Even the status of one-to-one electronic communication isn’t clear – e-mail, IM, text messages, pictures sent from one cell phone to another. Yes, people could violate others’ expectations of privacy with pre-electronic communication as well. You could repeat something told to you in confidence, someone might show your letters to others. But the Internet multiplies the number of people who can violate this privacy and the number of people who they can reach. It also greatly multiplies the number of people who can misunderstand a facetious comment and misattribute all kinds of intent.

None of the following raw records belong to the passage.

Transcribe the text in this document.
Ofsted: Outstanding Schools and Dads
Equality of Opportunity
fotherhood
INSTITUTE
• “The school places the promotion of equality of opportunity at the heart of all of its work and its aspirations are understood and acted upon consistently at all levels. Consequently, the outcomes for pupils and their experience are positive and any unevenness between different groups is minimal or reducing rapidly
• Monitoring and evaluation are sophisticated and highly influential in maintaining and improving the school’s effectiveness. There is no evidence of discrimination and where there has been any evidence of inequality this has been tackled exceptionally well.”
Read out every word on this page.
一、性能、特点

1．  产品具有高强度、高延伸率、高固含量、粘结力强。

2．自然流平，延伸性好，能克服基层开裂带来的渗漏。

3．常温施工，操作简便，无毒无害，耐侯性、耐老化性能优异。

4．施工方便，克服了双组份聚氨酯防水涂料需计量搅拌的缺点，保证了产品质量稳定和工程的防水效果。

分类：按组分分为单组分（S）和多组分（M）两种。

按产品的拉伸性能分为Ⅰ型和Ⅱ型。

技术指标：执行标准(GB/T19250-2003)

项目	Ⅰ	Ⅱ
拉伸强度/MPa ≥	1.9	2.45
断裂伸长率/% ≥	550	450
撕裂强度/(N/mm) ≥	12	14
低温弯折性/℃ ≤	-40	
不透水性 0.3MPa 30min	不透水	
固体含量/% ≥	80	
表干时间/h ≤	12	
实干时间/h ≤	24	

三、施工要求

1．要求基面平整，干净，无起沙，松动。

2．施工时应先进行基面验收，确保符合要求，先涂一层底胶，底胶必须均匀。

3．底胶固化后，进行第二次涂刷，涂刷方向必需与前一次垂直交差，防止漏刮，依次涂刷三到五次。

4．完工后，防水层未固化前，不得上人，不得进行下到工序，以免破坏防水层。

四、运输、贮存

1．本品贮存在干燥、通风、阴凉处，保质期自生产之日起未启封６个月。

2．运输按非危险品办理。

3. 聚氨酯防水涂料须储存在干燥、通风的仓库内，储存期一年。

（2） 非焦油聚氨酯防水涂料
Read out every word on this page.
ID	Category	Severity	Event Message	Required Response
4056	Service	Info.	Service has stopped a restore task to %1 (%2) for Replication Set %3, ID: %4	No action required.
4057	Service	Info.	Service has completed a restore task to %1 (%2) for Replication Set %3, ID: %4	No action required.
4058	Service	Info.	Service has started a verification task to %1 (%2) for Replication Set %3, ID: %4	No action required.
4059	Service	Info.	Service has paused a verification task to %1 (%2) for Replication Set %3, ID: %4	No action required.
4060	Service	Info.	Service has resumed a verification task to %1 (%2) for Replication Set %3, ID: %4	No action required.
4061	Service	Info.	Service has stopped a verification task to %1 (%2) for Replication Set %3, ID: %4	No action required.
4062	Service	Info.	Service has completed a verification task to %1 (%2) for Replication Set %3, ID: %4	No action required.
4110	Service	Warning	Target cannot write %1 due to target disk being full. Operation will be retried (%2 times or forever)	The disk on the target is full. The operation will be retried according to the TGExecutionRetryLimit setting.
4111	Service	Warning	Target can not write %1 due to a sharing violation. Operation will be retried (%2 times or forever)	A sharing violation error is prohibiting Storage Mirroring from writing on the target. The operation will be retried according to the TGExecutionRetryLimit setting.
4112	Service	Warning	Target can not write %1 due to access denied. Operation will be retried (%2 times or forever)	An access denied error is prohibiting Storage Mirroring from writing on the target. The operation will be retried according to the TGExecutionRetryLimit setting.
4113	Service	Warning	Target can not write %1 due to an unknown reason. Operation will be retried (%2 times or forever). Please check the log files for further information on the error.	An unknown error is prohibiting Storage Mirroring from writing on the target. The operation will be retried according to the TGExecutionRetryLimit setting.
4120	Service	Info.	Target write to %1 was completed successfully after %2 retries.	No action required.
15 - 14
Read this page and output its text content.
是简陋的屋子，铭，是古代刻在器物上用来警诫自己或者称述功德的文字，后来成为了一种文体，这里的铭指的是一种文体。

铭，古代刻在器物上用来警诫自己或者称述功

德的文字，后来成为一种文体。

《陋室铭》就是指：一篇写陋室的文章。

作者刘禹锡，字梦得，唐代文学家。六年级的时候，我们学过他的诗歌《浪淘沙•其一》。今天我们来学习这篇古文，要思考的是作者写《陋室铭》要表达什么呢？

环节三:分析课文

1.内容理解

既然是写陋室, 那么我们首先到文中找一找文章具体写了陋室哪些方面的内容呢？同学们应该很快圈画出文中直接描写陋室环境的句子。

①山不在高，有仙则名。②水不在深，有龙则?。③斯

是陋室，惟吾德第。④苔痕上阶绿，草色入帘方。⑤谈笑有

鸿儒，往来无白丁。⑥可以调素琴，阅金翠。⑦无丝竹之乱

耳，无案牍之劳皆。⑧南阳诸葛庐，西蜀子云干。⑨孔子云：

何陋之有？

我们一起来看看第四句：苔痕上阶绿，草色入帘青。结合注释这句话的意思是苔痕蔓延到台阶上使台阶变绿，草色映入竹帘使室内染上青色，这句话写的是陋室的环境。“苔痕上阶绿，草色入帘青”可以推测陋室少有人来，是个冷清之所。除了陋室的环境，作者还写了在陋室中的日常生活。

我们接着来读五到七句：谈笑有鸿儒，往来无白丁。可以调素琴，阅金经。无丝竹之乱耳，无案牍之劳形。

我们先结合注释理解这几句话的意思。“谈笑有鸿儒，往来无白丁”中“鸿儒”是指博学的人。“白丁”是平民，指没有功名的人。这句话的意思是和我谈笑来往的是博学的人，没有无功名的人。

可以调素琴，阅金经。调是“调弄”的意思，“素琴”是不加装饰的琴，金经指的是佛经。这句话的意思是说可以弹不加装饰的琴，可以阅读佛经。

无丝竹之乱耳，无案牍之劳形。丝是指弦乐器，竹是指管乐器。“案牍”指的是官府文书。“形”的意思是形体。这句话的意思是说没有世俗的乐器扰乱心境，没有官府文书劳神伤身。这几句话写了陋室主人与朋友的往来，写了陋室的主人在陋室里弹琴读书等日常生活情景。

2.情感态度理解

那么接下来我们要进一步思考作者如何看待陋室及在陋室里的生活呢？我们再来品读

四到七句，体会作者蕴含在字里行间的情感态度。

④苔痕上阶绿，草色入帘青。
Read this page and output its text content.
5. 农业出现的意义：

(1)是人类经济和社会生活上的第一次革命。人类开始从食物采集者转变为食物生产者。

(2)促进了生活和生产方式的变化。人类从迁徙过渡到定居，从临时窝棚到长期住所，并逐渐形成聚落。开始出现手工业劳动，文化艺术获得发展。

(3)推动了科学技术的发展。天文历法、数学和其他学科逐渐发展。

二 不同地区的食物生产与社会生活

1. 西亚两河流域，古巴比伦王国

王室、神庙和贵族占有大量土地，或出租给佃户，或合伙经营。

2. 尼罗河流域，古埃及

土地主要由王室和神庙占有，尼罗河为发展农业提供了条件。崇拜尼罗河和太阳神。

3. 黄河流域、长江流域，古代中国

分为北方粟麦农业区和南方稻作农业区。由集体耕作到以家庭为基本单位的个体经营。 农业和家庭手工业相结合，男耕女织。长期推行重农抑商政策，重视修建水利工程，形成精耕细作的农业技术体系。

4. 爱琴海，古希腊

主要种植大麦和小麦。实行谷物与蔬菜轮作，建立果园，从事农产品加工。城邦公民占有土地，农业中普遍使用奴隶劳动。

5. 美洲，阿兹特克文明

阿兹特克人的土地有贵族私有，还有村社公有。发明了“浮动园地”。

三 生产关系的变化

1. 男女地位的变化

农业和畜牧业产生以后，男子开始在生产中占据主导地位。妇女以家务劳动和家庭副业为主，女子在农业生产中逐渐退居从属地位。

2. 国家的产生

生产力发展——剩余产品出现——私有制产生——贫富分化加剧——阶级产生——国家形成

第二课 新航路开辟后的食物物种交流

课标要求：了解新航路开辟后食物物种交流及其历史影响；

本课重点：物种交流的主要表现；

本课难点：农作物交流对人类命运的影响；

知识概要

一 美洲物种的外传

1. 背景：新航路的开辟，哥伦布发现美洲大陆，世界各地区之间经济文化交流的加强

As I said in the previous post, the Internet is bringing changes that we are still trying to get a handle on. Nobody pays much attention to William Ogburn, and you don't hear the phrase “cultural lag” much these days. But maybe it’s time to reconsider.

* Many comments on the blogs had fun with this mistake (better a discrete hitman than a continuous hitman) and noted with some glee that Prof. Gadsden is a sociologist – as though the Facebook postings of other academics are exemplary in their grammar, spelling, and diction.


Corey said...

It looks like the Administration at East Stroudsburg is using this incident as a pretense to take down a trouble-making tenured professor. [That is, one who makes trouble for the administration]. It's a shame that they are so baldfaced in their bad faith. It makes me happy that I don't teach there.

There is a moral in the story for the rest of us. Be very careful in the ways that we express our virtual snark. I think many people are much too loose in their facebook status updates. [At times, I'm guilty of this as well]. Before I click "update", I try to think about what my dean would say if it got forwarded to him. Is this something that could be taken out of context, or misappropriated?

Jay Livingston said...

It may be that the media are making more of this than are the principles. The Voice headline says “Professor Fired.. . .” though the article correctly states that she’s on paid leave. The statements about it from Gadsden that I’ve seen also seem reasonable – she understands the position the school was in (see the USA Today article for example). My guess and hope is that the school will do a quick investigation, find that she’s OK, and put her back in the classroom. And that will be that for Gadsden’s fifteen minutes of fame (and E.Stroudsburg’s).

brandsinger said...

Well gee, guys, the medium is not the message here -- the message is. Any professor who jokes about... several times, it seems... killing students needs to be taken off line and examined. That's a good thing. The issue is not "oh, we don't have privacy anymore" -- it's that too many teachers in our society have a big sense of entitlement and little understanding of what their responsibility is. Ha ha - big joke - anyone want to kill students today? Well, no. Not funny. Explain yourself. Jokes reflect inner reality. There is a problem worth investigating.